Il caso simbolo resta Monte dei Paschi di Siena (Mps), dove il Tesoro detiene ancora il 4,86%. Come evidenziato oggi da Il Sole 24 Ore, l’uscita definitiva dal capitale del Monte è attesa nei prossimi mesi, prima dell’assemblea Abi del 2027. Ma il ministro dell’Economia ha chiarito che la fine della presenza pubblica non equivale a un arretramento dello Stato dal controllo delle grandi trasformazioni del credito.
Mps, il nuovo confine del Mef secondo Giorgetti
La formula usata da Giorgetti è netta: il ruolo del Governo come azionista delle banche si è “esaurito”, mentre “non si esaurisce l’attenzione e il rigore” con cui il Ministero continuerà a monitorare il settore. Il punto non è più detenere quote, ma valutare se le operazioni in corso aiutino davvero il sistema produttivo.

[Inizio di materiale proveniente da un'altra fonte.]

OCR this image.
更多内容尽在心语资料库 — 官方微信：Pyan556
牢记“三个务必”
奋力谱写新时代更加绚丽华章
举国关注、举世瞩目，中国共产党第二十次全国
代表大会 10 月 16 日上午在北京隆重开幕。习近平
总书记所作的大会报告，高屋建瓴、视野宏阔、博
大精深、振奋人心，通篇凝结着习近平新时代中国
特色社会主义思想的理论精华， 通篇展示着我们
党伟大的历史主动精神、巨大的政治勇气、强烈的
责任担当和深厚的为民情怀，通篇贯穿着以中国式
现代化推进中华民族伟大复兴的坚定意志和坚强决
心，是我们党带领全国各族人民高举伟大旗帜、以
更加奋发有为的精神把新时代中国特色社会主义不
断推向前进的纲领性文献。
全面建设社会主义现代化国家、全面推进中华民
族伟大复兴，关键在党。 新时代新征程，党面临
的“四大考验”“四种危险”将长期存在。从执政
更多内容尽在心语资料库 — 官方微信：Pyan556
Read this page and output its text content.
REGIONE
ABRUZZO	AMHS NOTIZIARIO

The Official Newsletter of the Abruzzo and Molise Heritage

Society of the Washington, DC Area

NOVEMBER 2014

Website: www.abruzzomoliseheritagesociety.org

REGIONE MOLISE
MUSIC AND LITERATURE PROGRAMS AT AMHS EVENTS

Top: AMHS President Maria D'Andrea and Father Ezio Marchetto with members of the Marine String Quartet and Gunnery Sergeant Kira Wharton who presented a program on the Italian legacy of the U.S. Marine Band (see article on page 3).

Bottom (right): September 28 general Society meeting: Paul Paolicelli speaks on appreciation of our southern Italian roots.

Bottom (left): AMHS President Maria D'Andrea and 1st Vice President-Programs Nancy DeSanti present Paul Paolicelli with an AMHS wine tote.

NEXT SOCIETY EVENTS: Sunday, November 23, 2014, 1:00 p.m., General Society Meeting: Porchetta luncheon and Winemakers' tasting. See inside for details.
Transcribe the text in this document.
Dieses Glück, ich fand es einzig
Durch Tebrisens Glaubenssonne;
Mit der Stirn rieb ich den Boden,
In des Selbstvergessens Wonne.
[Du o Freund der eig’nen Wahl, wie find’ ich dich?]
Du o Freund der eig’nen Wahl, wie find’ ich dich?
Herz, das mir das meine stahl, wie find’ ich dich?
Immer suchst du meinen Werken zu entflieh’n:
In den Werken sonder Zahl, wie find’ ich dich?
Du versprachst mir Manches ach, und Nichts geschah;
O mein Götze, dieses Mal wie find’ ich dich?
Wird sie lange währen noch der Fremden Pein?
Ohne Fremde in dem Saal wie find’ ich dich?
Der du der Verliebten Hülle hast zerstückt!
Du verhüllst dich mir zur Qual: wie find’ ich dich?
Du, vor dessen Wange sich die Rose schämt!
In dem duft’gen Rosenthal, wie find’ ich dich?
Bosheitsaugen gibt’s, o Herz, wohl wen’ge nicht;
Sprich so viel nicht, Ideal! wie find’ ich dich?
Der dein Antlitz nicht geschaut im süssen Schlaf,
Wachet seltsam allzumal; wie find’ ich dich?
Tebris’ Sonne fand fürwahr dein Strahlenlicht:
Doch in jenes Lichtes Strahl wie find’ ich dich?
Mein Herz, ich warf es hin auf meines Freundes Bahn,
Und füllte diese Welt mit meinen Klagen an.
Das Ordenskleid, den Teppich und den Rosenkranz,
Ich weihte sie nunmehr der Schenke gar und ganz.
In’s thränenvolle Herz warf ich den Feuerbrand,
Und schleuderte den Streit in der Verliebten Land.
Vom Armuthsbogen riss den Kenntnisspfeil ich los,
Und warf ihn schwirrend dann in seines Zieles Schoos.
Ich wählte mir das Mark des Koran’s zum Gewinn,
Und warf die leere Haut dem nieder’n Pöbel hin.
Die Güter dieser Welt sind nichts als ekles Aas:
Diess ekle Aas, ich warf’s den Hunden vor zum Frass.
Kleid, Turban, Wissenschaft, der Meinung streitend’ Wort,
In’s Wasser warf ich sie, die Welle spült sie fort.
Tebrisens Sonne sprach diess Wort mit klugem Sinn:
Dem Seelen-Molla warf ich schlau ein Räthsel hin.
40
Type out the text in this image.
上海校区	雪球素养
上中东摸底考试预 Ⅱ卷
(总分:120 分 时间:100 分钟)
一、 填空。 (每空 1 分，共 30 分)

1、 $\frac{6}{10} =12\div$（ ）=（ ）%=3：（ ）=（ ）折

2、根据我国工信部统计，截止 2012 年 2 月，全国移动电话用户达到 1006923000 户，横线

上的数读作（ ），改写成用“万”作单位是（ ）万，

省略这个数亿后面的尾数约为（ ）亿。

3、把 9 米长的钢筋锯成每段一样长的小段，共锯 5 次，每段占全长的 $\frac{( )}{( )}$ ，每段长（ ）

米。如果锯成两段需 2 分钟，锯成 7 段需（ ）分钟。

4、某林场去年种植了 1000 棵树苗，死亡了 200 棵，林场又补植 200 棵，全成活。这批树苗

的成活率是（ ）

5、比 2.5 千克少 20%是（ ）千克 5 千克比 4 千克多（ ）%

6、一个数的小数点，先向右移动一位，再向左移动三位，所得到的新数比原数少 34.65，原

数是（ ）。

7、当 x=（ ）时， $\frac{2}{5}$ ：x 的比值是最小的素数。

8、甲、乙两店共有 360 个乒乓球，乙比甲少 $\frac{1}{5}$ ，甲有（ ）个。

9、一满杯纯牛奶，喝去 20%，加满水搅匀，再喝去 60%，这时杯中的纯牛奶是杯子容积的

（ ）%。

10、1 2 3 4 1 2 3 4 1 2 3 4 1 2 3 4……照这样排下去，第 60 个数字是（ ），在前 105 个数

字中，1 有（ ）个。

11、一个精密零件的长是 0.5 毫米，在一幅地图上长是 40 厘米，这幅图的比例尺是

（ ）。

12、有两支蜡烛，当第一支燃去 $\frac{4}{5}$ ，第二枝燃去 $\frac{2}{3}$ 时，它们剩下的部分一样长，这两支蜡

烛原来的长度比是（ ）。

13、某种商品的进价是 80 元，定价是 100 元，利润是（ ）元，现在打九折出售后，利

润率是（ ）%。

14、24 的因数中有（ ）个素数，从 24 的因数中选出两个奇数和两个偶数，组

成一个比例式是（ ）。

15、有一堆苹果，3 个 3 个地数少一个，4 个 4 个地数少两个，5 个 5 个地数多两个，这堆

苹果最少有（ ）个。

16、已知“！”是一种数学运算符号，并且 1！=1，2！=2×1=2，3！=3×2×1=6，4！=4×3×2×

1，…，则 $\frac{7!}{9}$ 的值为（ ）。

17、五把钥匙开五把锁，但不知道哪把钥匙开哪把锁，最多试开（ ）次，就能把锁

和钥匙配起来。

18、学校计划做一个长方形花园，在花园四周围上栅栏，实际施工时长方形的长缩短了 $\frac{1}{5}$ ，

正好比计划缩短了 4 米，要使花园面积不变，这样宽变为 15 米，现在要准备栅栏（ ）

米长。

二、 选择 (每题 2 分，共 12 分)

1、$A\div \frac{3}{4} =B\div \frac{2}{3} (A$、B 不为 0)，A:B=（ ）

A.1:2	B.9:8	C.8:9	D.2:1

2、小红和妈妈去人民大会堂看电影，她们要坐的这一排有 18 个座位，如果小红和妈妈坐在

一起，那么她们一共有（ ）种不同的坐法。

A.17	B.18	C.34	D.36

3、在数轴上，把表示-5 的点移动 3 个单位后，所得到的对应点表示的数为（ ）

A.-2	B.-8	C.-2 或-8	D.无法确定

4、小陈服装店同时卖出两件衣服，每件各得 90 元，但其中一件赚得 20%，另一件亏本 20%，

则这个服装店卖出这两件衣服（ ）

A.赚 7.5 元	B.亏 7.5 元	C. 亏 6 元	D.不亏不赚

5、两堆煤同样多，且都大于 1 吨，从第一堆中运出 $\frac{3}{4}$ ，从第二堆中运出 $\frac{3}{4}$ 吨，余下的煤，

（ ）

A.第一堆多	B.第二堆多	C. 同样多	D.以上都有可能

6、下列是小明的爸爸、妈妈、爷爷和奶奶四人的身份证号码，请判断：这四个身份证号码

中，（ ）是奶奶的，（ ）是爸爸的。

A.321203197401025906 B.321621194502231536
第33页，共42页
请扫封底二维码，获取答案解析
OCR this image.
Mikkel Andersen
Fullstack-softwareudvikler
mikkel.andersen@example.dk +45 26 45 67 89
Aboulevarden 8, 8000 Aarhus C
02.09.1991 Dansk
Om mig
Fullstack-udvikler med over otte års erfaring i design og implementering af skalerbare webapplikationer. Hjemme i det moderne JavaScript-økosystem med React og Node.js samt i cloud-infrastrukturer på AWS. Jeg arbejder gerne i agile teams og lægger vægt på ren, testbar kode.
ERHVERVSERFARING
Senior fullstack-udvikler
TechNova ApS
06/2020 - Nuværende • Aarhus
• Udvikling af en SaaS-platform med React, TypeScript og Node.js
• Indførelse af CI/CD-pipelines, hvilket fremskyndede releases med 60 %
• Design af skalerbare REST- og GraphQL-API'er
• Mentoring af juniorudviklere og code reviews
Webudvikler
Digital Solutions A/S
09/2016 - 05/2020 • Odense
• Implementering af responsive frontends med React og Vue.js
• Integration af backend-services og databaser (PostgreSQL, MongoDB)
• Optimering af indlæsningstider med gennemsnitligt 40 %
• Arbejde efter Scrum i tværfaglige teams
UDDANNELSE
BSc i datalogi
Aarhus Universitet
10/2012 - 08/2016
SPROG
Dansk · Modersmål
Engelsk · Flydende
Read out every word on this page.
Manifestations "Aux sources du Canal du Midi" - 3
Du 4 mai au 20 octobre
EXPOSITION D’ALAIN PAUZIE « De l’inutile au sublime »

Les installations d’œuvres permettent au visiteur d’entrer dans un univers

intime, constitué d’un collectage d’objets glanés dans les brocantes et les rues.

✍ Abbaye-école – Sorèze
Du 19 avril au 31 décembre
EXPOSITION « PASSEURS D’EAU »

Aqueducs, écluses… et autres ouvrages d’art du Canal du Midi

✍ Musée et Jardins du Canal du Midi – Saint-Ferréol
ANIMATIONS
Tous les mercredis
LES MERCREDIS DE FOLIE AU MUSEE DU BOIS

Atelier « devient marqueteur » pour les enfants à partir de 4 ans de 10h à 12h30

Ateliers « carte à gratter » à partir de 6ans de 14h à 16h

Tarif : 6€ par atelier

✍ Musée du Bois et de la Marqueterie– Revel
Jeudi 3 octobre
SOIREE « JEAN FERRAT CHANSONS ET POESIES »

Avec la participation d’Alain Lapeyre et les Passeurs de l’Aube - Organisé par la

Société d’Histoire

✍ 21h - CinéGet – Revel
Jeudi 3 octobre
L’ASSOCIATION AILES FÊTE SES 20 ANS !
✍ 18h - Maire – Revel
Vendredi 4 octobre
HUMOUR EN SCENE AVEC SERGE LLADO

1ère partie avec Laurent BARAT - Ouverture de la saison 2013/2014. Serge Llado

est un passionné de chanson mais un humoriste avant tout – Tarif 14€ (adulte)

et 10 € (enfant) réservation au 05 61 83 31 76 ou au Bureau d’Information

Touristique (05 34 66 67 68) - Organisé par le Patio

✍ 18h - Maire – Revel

Per il ministro, infatti, le aggregazioni non sono un valore in sé. Possono diventarlo se servono ad “accrescere la proiezione internazionale delle aziende italiane” e a rafforzare le condizioni per investire in tecnologia, sicurezza e innovazione. È questo il criterio con cui il Mef guarda al risiko bancario: meno presenza diretta nel capitale, più attenzione all’impatto su imprese e Paese.
Dallo Stato azionista ai capitali per le imprese
La nuova linea del Tesoro si lega anche a un obiettivo più ampio: mobilitare capitali verso gli investimenti nel Paese. Giorgetti ha annunciato al ministero un tavolo permanente con investitori istituzionali, operatori del settore e autorità, a partire dalla Banca d’Italia, per rafforzare il collegamento tra risparmio, mercato e crescita delle imprese.
Il ministro ha collocato questa sfida nel quadro dell’Unione europea dei capitali, dove conterà la capacità dei sistemi economici di sostenere innovazione e competitività. Per questo, ha spiegato, nella crescita dimensionale delle banche bisogna considerare anche il punto di partenza territoriale.